CAPPA made the called yesterday at the National Sugar-Sweetened Beverages Tax Coalition’s Press Briefing , yesterday in Abuja, advocating that the 10% tax needed to be upwards from N10 to 20% percent has become very important.
The CAPPA boss recalled that federal government moved to reduce the overconsumption of SugarSweetened Beverages which have links to cancer, obesity, diabetes, and other non-communicable diseases (NCDs), and imposed a N10/Litre Excise Duty on SSBs in 2021.
He however, noted that a N10/Litre Excise Duty on SSBs is insignificant and may never have the desired impact on consumption rate and by extension the nation’s healthcare sector, stressing that for any meaningful impact to be achieved, the tax must be immediately increased to a minimum of 20% of the final retail price of SSBs products.
According to him, government must n ot succumb to the blackmail of the producers of SSBs, instead, the they should begin a legislative process for the sustainability of the tax, that will be adjustable for inflation with provisions on earmarking, stressing that government’s role of protecting the populace remains sacrosanct and the current government must honor this social contract with the people.
Oluwafemi also urged government to ensure that other SSBs not captured in the current tax regime are all included, and in good faith begin to account for the taxes collected showing a breakdown of how it has been expended.
“As a coalition that has consulted across regions of the country, we state unequivocally that: The current #10/litre is insignificant, it has been absorbed by the industry.
“For the desired impact of reduction in consumption and decrease in NCDs, the tax must be immediately increase to a minimum of 20% of the final retail price of SSBs; government must not succumb to the blackmail of the producers of SSBs; Instead, the government should begin a legislative process for the sustainability of the tax, that will be adjustable for inflation with provisions on earmarking; Government’s role of protecting the populace remains sacrosanct and the current government must honor this social contract with the people; The government must ensure that other SSBs not captured in the current tax regime are all included; Government must in good faith begin to account for the taxes collected and a breakdown of how it has been expended” he said.

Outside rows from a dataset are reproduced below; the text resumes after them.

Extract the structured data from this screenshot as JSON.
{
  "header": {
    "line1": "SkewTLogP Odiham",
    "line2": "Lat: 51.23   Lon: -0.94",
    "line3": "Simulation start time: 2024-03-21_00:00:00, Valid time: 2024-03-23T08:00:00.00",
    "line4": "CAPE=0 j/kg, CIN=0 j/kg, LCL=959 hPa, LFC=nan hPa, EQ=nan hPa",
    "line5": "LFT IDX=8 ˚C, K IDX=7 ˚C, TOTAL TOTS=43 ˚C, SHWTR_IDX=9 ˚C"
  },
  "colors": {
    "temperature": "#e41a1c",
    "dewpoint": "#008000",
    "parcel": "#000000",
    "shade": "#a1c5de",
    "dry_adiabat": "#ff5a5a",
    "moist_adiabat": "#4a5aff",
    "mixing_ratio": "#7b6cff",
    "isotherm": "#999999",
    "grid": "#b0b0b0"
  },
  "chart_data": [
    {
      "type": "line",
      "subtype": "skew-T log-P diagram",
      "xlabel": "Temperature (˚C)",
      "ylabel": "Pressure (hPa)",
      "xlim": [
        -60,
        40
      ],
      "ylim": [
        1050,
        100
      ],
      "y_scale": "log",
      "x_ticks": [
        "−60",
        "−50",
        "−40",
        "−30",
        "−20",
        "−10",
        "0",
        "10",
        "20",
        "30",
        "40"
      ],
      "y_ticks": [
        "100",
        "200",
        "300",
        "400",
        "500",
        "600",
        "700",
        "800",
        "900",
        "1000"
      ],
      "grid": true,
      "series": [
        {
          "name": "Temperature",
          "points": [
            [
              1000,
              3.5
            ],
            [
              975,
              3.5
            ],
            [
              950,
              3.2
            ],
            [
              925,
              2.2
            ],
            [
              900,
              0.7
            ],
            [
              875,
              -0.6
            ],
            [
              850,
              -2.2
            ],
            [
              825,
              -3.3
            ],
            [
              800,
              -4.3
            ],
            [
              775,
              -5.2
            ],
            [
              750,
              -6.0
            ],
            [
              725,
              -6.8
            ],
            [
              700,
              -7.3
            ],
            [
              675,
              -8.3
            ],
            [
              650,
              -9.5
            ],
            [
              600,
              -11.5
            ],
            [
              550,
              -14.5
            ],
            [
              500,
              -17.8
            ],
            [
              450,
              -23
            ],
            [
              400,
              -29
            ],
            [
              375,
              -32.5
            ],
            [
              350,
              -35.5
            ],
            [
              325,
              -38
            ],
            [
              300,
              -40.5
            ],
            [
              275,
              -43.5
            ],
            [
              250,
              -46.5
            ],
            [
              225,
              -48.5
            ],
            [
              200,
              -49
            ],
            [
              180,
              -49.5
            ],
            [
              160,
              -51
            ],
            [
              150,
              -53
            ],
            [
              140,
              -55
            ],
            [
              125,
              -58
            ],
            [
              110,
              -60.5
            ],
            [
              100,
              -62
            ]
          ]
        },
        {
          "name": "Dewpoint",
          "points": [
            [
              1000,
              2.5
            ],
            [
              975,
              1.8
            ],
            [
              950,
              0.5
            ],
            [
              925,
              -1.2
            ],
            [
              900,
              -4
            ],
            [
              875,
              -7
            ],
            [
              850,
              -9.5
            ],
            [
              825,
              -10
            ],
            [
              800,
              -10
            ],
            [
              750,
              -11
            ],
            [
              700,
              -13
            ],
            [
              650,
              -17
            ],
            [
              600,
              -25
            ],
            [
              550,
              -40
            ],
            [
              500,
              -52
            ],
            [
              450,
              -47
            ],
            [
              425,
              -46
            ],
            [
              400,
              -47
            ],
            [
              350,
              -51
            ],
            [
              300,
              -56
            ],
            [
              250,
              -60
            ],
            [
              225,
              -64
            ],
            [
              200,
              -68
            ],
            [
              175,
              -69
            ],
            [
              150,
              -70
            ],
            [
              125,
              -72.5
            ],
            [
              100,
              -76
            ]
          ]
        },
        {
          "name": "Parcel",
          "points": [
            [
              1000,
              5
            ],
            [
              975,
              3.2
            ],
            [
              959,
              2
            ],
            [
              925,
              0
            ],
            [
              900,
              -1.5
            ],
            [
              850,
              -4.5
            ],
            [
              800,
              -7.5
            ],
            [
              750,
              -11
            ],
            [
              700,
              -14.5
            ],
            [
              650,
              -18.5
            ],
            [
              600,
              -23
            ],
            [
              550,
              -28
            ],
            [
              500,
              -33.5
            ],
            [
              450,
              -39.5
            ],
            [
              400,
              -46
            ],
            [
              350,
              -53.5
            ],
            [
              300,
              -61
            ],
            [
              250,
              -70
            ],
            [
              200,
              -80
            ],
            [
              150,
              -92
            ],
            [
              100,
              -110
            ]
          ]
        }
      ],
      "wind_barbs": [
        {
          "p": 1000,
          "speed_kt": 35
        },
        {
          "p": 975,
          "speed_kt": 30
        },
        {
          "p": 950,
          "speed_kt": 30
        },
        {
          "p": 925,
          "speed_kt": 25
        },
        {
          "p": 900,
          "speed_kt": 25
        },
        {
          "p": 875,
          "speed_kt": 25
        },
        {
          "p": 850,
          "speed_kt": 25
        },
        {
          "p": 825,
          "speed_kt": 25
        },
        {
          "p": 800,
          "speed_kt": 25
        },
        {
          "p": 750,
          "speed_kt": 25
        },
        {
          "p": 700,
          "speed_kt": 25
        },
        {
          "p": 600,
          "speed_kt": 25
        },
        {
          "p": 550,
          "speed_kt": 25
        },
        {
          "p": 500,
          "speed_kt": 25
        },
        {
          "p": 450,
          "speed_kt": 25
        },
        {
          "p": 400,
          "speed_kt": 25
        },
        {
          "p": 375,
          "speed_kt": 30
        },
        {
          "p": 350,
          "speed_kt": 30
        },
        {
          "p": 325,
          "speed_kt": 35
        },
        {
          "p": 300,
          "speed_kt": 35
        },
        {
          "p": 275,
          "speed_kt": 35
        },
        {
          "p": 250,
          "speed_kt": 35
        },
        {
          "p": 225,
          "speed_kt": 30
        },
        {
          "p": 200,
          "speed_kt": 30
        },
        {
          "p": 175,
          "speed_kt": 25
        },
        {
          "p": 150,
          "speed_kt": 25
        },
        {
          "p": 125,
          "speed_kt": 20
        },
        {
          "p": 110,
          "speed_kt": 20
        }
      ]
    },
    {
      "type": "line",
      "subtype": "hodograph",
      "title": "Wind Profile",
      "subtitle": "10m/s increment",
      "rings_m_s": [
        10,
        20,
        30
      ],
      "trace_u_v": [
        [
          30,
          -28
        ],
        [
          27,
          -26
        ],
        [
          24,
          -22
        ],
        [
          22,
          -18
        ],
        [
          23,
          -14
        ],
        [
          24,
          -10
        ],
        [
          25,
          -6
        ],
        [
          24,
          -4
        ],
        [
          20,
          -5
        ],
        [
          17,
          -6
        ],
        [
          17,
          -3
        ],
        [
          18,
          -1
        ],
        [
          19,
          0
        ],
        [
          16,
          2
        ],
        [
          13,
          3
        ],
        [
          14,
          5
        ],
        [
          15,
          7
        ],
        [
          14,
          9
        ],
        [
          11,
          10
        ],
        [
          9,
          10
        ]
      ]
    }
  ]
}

Also speaking, Public Consultant, University College Hospital, University of Ibadan, Dr Francis Fagbule,said excess sugar consumption, especially from SSBs had been consistently linked to the rising trend in noncommunicable diseases.
Fagbule said that these included heart disease, diabetes, and cancers which were key risk factors of morbidity and mortality.
Health consultant, who described taxation as a tool measure, said it would increase the price of SSBs and reduce demand for the products.
“Sugar-sweetened beverages such as soda and soft drinks as well as energy drinks and sweetened water have no nutritional value.
“Effective SSB tax has the potential to promote a shift to consumption of safe drinking water among the people and incentivise non-price industry responses,” he said.
Fagbule said human body required the consumption between five and nine cubes of sugar, adding that 50CL of a soft drink contained 14 cubes which was unhealthy to the body.
Meanwhile, Nigeria Coordinator, Food and Nutrition Programs, Global Health Advocacy Incubator (GHAI), Joy Amafah, said a lot of benefits could be derived from effective taxing of SSBs.
Amafah said this will drive behavioural changes, reduced the rate of which people come down with illnesses related to excess sugar consumption and by extension reduce the burden on the already overburdened healthcare system in the country.